Depuis que je connais le Sir Winston, et il faut souhaiter à tous les débutants de le croiser rapidement, je n’ai jamais rencontré d’exemplaire mal construit ni bouché. La douceur de ce cigare est exceptionnelle au regard de ses qualités gustatives. Le démarrage est dans l’ambre, l’épice et le miel avec cet équilibre propre à Hupmann. Dès les premières bouffées, on comprend que c’est un grand cigare. Le second tiers apporte généralement une évolution herbacée et terreuse. Une multitude de saveurs différentes apparaissent, et c’est une réelle explosion. Beaucoup de fumeurs y trouveront des saveurs différentes et pourtant ils auront probablement raison. Le divin est un modéle d’efficacité et de complexité maitrisée.

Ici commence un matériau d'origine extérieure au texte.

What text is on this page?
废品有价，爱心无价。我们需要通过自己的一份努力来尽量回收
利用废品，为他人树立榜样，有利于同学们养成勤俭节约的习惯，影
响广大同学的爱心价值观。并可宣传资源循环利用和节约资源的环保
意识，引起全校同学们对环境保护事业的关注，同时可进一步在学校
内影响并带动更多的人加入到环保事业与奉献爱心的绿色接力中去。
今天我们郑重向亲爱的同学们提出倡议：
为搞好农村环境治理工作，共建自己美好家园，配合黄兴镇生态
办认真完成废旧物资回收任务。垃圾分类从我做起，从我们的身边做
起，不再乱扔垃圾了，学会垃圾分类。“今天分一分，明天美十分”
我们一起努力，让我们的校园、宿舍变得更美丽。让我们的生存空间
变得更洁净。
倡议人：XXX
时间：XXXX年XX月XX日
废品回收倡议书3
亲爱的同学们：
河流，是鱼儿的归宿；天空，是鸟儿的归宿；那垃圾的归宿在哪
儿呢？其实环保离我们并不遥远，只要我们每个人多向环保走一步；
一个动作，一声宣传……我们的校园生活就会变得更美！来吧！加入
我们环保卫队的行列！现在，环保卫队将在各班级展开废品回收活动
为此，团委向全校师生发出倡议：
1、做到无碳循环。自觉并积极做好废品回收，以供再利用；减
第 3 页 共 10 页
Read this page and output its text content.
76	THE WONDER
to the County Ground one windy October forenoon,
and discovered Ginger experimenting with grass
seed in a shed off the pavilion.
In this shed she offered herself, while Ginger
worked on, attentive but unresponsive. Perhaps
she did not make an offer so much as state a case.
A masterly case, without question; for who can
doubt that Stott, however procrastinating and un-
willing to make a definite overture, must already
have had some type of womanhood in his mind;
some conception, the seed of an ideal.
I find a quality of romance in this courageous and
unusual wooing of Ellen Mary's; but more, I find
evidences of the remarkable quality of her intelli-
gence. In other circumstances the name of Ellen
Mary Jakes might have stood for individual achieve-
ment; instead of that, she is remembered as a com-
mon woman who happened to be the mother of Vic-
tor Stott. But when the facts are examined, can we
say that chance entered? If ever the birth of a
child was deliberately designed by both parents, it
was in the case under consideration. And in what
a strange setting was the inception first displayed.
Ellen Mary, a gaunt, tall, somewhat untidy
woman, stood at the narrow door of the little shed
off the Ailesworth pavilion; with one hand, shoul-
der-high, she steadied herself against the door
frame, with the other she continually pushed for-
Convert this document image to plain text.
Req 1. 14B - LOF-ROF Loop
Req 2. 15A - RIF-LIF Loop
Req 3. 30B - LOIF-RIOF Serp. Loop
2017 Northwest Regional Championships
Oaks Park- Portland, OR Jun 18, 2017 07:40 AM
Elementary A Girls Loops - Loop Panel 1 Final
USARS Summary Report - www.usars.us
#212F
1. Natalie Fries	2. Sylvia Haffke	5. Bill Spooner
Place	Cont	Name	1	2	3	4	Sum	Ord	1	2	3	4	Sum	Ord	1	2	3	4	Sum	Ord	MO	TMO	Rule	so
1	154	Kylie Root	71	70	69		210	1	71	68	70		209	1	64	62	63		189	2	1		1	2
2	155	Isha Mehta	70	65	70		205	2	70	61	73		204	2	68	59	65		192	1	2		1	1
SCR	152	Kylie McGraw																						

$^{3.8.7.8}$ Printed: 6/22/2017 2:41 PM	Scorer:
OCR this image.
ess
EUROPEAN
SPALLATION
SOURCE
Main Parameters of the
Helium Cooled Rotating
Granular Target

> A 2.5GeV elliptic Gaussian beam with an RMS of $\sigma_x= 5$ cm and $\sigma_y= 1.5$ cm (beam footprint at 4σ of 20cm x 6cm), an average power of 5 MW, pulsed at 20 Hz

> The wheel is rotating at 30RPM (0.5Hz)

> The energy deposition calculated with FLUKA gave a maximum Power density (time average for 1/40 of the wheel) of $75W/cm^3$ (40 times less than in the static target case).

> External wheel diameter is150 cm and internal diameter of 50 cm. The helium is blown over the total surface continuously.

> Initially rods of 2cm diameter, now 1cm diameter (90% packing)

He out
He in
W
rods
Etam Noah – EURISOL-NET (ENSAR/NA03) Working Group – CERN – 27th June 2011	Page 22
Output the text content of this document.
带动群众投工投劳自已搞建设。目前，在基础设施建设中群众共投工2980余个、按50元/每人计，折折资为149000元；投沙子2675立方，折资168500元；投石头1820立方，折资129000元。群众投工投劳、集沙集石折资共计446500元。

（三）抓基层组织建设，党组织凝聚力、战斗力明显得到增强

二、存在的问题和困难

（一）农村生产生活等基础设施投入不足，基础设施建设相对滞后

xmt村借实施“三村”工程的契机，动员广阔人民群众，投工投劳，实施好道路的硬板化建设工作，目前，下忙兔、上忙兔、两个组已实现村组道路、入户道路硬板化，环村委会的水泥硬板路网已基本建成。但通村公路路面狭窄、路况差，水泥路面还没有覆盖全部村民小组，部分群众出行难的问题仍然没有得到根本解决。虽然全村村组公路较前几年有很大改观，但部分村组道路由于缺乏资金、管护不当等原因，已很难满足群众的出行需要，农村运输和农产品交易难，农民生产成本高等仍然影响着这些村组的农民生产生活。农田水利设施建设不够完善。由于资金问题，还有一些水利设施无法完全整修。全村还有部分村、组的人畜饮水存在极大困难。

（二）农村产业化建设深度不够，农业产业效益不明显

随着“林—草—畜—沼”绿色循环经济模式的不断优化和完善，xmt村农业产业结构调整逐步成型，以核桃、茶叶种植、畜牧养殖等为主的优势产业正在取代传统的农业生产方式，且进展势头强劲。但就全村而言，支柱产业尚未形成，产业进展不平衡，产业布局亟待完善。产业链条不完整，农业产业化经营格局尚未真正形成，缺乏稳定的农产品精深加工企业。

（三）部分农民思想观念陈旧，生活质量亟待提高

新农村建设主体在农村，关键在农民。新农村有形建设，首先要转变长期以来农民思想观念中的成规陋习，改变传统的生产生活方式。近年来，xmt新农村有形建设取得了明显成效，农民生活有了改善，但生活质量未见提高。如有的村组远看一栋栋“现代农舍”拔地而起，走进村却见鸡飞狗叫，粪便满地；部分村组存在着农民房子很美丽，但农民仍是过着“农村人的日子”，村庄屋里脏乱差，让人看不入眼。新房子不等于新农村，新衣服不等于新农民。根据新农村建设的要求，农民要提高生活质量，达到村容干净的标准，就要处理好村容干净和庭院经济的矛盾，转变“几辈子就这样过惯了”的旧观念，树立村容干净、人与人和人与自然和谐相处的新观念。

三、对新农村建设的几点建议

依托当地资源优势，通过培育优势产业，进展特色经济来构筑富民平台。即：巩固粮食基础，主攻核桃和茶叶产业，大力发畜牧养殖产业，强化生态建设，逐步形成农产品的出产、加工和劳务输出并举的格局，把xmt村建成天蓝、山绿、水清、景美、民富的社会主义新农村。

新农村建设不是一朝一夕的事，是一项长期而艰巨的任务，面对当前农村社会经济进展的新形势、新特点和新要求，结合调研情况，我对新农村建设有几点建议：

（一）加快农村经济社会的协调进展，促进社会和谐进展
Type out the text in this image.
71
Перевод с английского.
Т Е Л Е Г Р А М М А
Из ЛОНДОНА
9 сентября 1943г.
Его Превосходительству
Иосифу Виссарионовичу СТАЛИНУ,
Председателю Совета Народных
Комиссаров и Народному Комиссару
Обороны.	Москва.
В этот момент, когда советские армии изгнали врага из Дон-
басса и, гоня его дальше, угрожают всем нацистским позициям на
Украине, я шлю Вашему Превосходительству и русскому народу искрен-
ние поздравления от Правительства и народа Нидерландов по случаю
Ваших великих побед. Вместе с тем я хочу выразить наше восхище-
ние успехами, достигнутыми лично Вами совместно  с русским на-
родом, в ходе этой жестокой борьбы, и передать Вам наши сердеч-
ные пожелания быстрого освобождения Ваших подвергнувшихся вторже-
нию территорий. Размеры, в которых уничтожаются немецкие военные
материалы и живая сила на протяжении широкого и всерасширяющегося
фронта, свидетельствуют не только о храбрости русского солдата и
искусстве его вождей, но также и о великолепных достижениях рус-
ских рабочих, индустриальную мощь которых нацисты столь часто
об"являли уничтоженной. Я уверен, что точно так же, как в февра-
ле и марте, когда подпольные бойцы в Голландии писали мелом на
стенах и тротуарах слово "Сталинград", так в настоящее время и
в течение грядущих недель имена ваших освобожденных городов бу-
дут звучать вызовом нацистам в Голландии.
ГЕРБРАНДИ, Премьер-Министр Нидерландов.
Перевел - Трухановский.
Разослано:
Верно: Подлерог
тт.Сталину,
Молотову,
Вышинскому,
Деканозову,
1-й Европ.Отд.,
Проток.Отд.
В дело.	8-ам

Au dernier tiers, le cigare reste de haut vol et le terme de purin est bel et bien inapproprié. Le dernier tiers est aussi gourmand que les précédents. Malgrè sa taille, ce cigare se fume à s’en bruler les doigts, le dernier tiers apporte de la puissance, du torréfié, tout en restant étonnament complexe.

Vous l’aurez compris, le Sir Winston est dans mes favoris. Un cigare haut de gamme, une démonstration du savoir faire cubain. 
On est dans le beau, le grand et le bon.